Second: Back in BW #60, I asked questions about Iceland, mostly because I had just spent 11 days on its famous Ring Road. I've written up a (long!) blog post about our trip, which you can read at https://lerner.co.il/2025/01/05/eleven-days-on-icelands-ring-road/ . Bottom line: It was amazing, and I can't recommend the trip enough.

And now, back to data analysis with Python and Pandas.

This week's topic is sports betting. I'll admit that I'm not into either sports or betting, but I've recently been listening to the latest season of Michael Lewis's "Against the rules" podcast (https://www.pushkin.fm/podcasts/against-the-rules), where he's discussing the changes that happened in American law that made it possible for people to bet on sports via their phones, as well as the societal impacts of those changes. I didn't expect to be interested in this topic, but I also didn't realize how widespread such betting has become, how much betting did (and still does) take place illegally, and just how high the societal costs are. And, of course, we've only gotten started.

Indeed, the Washington Post recently wrote an editorial describing the ills of betting on sports (https://www.washingtonpost.com/opinions/2024/12/29/sports-gambling-sportsbooks-bradley-act-betting/). The Economist ran a story on the topic a few weeks ago (https://www.economist.com/finance-and-economics/2024/12/05/how-sports-gambling-became-ubiquitous), as well as a "leader" piece saying how the growth in sports betting should be celebrated (https://www.economist.com/leaders/2024/12/05/americas-gambling-boom-should-be-celebrated-not-feared) -- followed by a gut-wrenching letter to the editor (https://www.economist.com/letters/2024/12/19/letters-to-the-editor) from a father whose son had committed suicide after his gambling debts piled up.

So, this topic has been in the news quite a bit lately. But what data can we find about it? The sports-betting companies aren't going to release more than some basic information. But at least in the US, sports betting is regulated by the individual states. (The podcast makes it clear that this regulation doesn't do a lot to prevent some real problems.) A number of states, in the interest of transparancy, publish data about sports betting. That's what we'll look at this week.

Data and six questions

One option for getting this week's data would have been to retrieve and parse it from a number of states.

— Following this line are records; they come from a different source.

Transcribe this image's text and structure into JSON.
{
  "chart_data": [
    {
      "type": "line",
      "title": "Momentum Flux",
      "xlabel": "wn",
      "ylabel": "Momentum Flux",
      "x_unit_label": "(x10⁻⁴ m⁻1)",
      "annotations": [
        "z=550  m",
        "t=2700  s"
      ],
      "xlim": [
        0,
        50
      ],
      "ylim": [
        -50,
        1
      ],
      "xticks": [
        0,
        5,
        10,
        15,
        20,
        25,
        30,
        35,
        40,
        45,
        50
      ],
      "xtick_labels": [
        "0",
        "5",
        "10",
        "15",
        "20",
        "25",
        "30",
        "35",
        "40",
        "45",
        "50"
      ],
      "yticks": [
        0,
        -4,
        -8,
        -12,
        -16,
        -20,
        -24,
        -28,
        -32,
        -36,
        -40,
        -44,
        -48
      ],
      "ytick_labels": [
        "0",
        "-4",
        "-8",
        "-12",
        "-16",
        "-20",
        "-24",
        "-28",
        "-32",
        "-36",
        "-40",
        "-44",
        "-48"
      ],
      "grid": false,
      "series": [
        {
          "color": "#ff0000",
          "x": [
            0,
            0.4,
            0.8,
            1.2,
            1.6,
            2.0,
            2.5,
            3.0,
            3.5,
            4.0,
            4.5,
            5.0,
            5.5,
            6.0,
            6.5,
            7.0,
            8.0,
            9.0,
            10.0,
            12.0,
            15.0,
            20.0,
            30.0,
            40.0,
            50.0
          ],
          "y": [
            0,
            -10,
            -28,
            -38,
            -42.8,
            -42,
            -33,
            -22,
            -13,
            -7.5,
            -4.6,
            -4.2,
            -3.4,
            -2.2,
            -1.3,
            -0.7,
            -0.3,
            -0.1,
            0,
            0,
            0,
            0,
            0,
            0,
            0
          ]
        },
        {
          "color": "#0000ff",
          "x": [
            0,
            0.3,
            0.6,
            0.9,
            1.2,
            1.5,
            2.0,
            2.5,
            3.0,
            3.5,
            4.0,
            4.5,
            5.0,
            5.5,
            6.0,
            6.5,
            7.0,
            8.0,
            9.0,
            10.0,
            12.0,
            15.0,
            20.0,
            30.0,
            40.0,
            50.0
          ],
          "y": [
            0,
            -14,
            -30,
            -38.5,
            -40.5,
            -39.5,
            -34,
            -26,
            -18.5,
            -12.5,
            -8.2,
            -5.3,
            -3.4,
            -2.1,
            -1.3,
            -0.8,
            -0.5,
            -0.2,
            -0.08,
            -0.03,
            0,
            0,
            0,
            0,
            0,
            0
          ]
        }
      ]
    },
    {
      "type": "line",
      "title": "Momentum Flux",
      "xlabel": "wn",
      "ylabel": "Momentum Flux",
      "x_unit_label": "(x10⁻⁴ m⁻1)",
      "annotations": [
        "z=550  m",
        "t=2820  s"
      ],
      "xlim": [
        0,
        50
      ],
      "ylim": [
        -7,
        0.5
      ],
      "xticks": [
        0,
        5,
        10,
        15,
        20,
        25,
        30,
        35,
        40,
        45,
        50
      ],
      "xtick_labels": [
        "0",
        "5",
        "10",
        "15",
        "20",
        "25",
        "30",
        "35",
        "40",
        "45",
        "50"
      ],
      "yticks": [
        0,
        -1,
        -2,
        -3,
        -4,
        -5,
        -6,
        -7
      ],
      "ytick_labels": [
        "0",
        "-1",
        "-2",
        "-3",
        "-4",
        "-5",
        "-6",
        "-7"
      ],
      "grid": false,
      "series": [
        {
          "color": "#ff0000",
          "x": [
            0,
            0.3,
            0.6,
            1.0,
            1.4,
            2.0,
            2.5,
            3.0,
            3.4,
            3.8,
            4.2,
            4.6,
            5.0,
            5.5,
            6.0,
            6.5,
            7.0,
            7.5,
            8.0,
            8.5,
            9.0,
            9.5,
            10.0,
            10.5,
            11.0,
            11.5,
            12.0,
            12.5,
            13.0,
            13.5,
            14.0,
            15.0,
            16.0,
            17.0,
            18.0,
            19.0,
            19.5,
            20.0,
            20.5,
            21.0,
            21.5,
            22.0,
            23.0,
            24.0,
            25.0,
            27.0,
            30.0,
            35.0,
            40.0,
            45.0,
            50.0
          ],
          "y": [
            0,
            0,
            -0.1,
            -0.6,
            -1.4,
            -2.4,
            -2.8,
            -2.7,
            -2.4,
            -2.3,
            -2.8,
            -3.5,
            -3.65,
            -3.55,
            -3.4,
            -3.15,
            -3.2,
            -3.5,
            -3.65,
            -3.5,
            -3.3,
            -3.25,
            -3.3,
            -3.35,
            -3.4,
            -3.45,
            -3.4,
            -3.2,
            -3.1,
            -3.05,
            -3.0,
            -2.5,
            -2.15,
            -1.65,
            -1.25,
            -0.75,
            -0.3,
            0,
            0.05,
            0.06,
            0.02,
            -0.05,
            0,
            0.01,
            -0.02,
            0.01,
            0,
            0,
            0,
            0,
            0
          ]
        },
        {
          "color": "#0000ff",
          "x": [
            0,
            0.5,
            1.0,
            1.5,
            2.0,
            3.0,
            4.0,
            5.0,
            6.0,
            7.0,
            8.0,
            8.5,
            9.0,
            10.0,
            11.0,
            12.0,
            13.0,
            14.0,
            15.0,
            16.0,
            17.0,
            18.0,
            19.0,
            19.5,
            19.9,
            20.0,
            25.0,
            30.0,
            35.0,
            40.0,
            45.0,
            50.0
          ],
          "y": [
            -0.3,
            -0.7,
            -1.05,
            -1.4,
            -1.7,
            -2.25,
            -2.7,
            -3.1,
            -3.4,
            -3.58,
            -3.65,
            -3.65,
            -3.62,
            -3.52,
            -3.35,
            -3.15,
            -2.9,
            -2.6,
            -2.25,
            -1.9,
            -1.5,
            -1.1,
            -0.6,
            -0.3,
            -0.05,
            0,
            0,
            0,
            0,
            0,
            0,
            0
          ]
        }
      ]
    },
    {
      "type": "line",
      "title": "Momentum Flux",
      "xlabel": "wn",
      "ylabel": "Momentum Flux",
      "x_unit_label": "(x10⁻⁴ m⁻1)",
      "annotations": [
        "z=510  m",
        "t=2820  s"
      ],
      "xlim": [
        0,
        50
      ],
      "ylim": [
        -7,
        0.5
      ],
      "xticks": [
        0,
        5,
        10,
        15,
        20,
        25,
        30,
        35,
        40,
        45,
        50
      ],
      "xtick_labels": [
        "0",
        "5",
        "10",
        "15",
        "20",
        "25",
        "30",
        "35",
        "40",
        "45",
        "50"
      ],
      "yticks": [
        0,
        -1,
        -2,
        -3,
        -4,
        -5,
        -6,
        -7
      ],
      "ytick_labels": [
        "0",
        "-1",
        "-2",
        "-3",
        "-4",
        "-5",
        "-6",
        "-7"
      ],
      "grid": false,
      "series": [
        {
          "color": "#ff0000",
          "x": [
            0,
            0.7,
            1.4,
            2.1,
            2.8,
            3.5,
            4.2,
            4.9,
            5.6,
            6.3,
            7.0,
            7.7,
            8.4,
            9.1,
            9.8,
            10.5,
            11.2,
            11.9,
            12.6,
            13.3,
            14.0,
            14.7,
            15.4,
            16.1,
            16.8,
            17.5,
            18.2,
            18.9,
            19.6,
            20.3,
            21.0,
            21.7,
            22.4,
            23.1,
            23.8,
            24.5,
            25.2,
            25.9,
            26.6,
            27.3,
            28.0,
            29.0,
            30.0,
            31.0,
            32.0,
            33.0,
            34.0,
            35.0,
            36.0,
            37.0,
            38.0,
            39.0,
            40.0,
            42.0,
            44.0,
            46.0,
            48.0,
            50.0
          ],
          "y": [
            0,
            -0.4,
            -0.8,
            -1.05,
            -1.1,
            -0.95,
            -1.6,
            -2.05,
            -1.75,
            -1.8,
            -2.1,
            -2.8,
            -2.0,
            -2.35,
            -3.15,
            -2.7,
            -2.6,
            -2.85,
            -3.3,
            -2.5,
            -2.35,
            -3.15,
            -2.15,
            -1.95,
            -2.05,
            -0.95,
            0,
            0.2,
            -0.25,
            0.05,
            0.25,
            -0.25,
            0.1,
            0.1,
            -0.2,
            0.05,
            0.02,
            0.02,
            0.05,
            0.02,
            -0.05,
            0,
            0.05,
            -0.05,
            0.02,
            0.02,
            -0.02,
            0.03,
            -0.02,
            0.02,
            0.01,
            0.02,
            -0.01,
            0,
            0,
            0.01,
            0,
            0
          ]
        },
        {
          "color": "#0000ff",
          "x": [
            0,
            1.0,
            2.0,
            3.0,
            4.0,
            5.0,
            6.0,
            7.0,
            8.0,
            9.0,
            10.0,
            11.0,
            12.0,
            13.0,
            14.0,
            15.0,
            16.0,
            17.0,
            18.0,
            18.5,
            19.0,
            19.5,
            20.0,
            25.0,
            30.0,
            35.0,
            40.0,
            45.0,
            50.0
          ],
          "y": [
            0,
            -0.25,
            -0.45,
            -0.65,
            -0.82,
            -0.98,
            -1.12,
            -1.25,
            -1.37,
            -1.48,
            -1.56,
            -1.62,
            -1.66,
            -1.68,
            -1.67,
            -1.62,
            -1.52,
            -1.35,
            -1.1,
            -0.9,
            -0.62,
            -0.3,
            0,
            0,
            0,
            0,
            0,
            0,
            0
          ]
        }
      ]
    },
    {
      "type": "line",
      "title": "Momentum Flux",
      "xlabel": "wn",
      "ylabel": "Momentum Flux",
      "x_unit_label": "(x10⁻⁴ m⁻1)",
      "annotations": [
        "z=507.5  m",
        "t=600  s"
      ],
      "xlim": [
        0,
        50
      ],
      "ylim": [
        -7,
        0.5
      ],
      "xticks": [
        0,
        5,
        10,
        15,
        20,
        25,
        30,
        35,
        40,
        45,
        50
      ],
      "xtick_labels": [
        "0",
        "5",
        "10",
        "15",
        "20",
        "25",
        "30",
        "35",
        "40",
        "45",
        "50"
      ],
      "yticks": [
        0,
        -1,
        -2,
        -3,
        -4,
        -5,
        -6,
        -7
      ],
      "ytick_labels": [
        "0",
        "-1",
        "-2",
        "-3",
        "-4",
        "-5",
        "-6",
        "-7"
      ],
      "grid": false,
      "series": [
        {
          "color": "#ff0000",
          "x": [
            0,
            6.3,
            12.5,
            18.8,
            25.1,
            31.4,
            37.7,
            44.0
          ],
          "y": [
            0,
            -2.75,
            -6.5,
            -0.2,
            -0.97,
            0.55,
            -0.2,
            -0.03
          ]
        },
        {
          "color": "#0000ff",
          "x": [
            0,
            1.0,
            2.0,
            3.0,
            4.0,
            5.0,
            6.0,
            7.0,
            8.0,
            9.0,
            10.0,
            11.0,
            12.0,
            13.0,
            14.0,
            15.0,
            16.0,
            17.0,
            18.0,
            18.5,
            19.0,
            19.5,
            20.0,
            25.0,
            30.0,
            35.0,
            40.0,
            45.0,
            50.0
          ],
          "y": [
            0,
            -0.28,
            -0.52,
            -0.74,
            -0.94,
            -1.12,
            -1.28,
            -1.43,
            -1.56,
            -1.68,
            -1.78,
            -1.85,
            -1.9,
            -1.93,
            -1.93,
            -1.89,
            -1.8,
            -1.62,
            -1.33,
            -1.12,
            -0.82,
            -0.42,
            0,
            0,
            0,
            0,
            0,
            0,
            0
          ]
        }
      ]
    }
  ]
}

But Legal Sports Report (https://www.legalsportsreport.com/) is a Web site that (according to their home page) "covers the legal online sports wagering industry, including sports betting and daily fantasy sports." And getting the data from one site is almost certainly going to be easier than getting it from multiple sites with different reporting standards. (Don't worry; there's still room for some challenges here!)

LSR has a page (https://www.legalsportsreport.com/sports-betting/revenue) breaking down the amounts spent on sports betting across all states, across all months, and then for each month in each state. Each table has several columns:

  • Market or month
  • Handle, meaning the total amount of money that was bet.
  • Revenue, meaning how much money the sports-better company kept after paying out winning bets. You can think of this as the company's gross income. (Note that revenue is only calculated after paying people who made winning bets.)
  • Hold, the amount of bet money (handle) that the company kept (revenue), expressed as a percentage. So if all of the bets, on all sports, were \$1,000, and the company paid out \$900 to all of the people who won bets, then we would say that the handle was \$1,000, the revenue was \$100, and the hold was 10%.
  • Taxes, how much the sports-betting company paid in taxes.

Note that the LSR site doesn't have data for all states. You'll only need to retrieve and work with data from the following state abbreviations:

AZ AK CO CT DE DC IL IN IA KS KY LA ME MD MA MI MS MT NV NH NJ NY NC OH OR PA RI SD TN VT VA WV WY

Here are six tasks and questions for you this week. The learning goals include cleaning data, grouping, and plotting.

I'll be back tomorrow with my full solutions and explanations, as well the Jupyter notebook I used to solve these problems.

  • You cannot use requests or pd.read_html to retrieve the page from LSR. Rather, you'll need to go there with your browser, save the HTML ,and then use pd.read_html on that saved HTML file. Do so, creating a single data frame in which the columns are market (i.e., the state's name or abbreviation), along with the month, handle, revenue, hold, and taxes from the LSM site. Treat ? as a NaN value. Also remove the $ from the start of dollar columns, commas (,) from integer columns, and % from the Hold column. Remove rows in which the Month column contains the string "Total".
  • Remove NaN values. Turn the Month column into a datetime, turn the handle, revenue, and taxes into integers, and turn the hold into a float.